Ke Bandung Cuma Sama Ransel Bagian 3



                Aku, memang anak perempuan yang dibesarkan dan dibentuk oleh lingkungan sebagai anak gadis yang menyukai kesunyian. Aku ceria bersama suara-suara alam yang damai. Aku terpukau oleh segala hal yang sering dianggap biasa saja oleh kebanyakan orang. Namun bagiku, aku dianugerahi  taste sendiri tentang dunia ciptaan Tuhan ini.
                Pagi hari di tanggal terakir bulan Juli, aku dan Natha keluar dari penginapan, Zzz Express Backpacker, menuju ke tepian jalan Pasir Kaliki yang dilalui angkot Bandung berbagai warna. Berbekal sedikit arahan dari resepsionis penginapan, kami berniat menuju ke Dago Pakar, Taman Hutan Raya Dr. Ir. Juanda.


                Bagiku, inilah bagian yang paling menyenangkan di petualangan kami. Aku yang memang tergila-gila pada daerah pengunungan yang hijau, menjadi yang paling menikmatinya. Dari Simpang Dago, kami beralih ke angkot jurusan Dago Pakar, dan turun di pemberhentian terakhir. Kemudian kami melanjutkan perjalanan dengan menumpang ojeg menuju ke pintu III Tahura.
                Sejak di pintu depan, mataku sudah berkeliling memandangi pohon-pohon tinggi di depanku. Udara segar. Hijau. Kicauan burung. Apalagi yang bisa kutolak?






                
Tujuan kami ke Tahura, hanya ke Curug Omas Maribaya. Pastinya sambil tracking, dan menikmati perjalanan sejauh 5 km untuk sampai ke sana dari pintu depan. Aku dan Natha menolak tawaran beberapa tukang ojeg yang bertemu kami dalam perjalanan. Hmm, kalau naik ojeg kan, jadi nggak bisa menikmati keindahannya dengan sepenuh hati.
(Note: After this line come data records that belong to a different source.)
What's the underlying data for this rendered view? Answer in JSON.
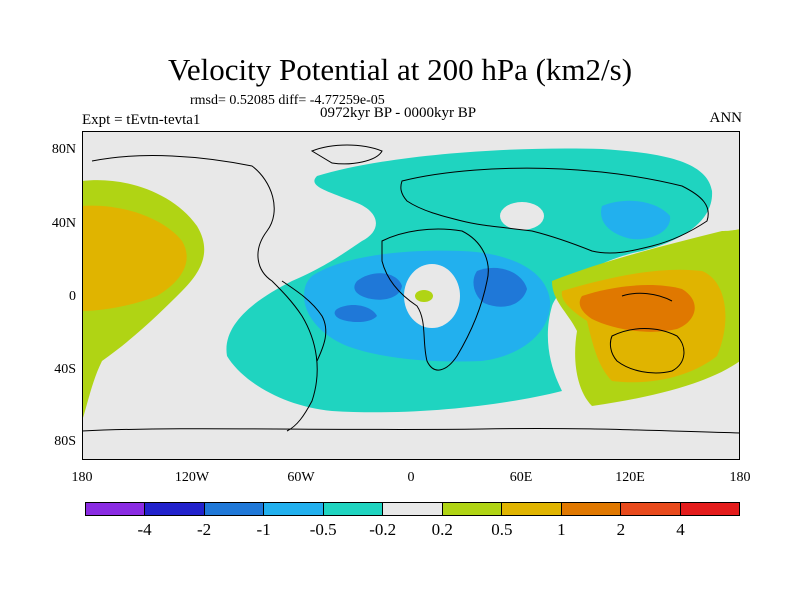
{
  "title": "Velocity Potential at 200 hPa (km2/s)",
  "stats_line": "rmsd= 0.52085 diff= -4.77259e-05",
  "experiment": "Expt = tEvtn-tevta1",
  "period": "0972kyr BP - 0000kyr BP",
  "season": "ANN",
  "lat_labels": [
    "80N",
    "40N",
    "0",
    "40S",
    "80S"
  ],
  "lon_labels": [
    "180",
    "120W",
    "60W",
    "0",
    "60E",
    "120E",
    "180"
  ],
  "colorbar": {
    "colors": [
      "#8a2be2",
      "#2222cc",
      "#1f78d8",
      "#22b0ee",
      "#1fd4c0",
      "#e8e8e8",
      "#b0d414",
      "#e0b400",
      "#e07800",
      "#e84a1c",
      "#e41c1c"
    ],
    "labels": [
      "-4",
      "-2",
      "-1",
      "-0.5",
      "-0.2",
      "0.2",
      "0.5",
      "1",
      "2",
      "4"
    ]
  },
  "map_colors": {
    "land_outline": "#000000",
    "neutral": "#e8e8e8",
    "teal": "#1fd4c0",
    "cyan": "#22b0ee",
    "blue": "#1f78d8",
    "green": "#b0d414",
    "amber": "#e0b400",
    "orange": "#e07800"
  }
}
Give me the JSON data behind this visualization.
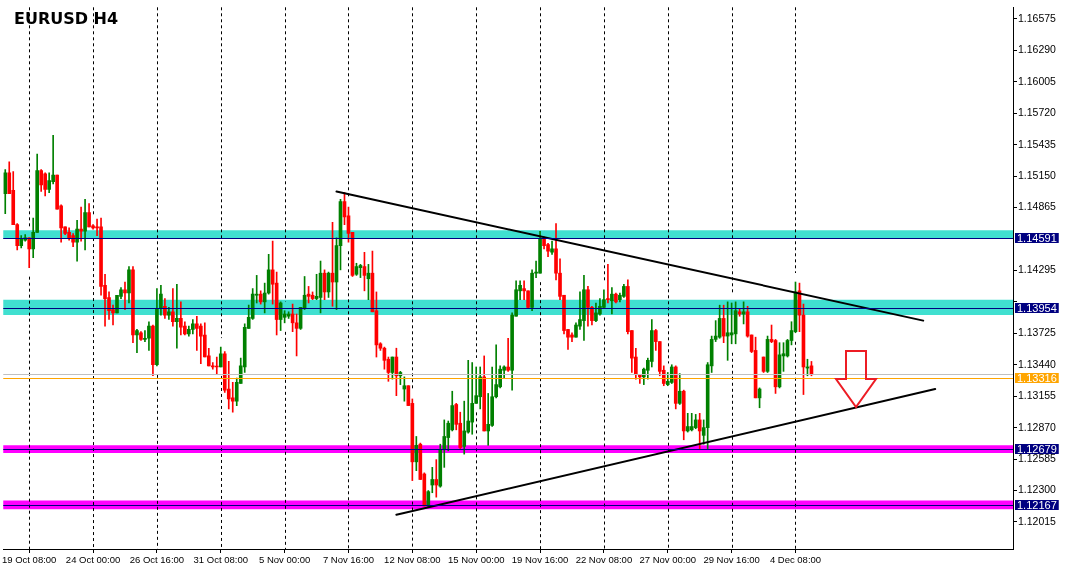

Itu alasan kami.
                
Di Tahura ini, banyak wahana yang bisa ditemui. Mulai dari Goa Jepang yang berada dekat sekali dengan pintu III, Goa Belanda yang juga bisa dijadikan sebagai salah satu cara untuk memotong jalan menuju ke Curug Omas Maribaya, bahkan Museum. Tapi aku dan Natha memilih untuk menikmati Goa Belanda dan Curug Maribaya saja. Terutama, perjalanan menuju ke sana. Suara burung, kabut yang masih turun, pohon-pohon dataran tinggi semacam pinus dan paku-pakuan, beberapa monyet yang asik bergelantungan, bahkan kupu-kupu yang terbang sesukanya.
                
Berdekatan dengan alam dan pemandangan seperti ini, aku merasa dekat dengan Tuhan. Dekat dengan maut. Dekat dengan keindahan. Terutama, suara-suara alam ini membuatku tenggelam. Sungguh, aku begitu kecil dihadapan Tuhan. Namun aku bersyukur, di dalam lembaran sejarah hidupku, aku pernah menjejakan kakiku di sana.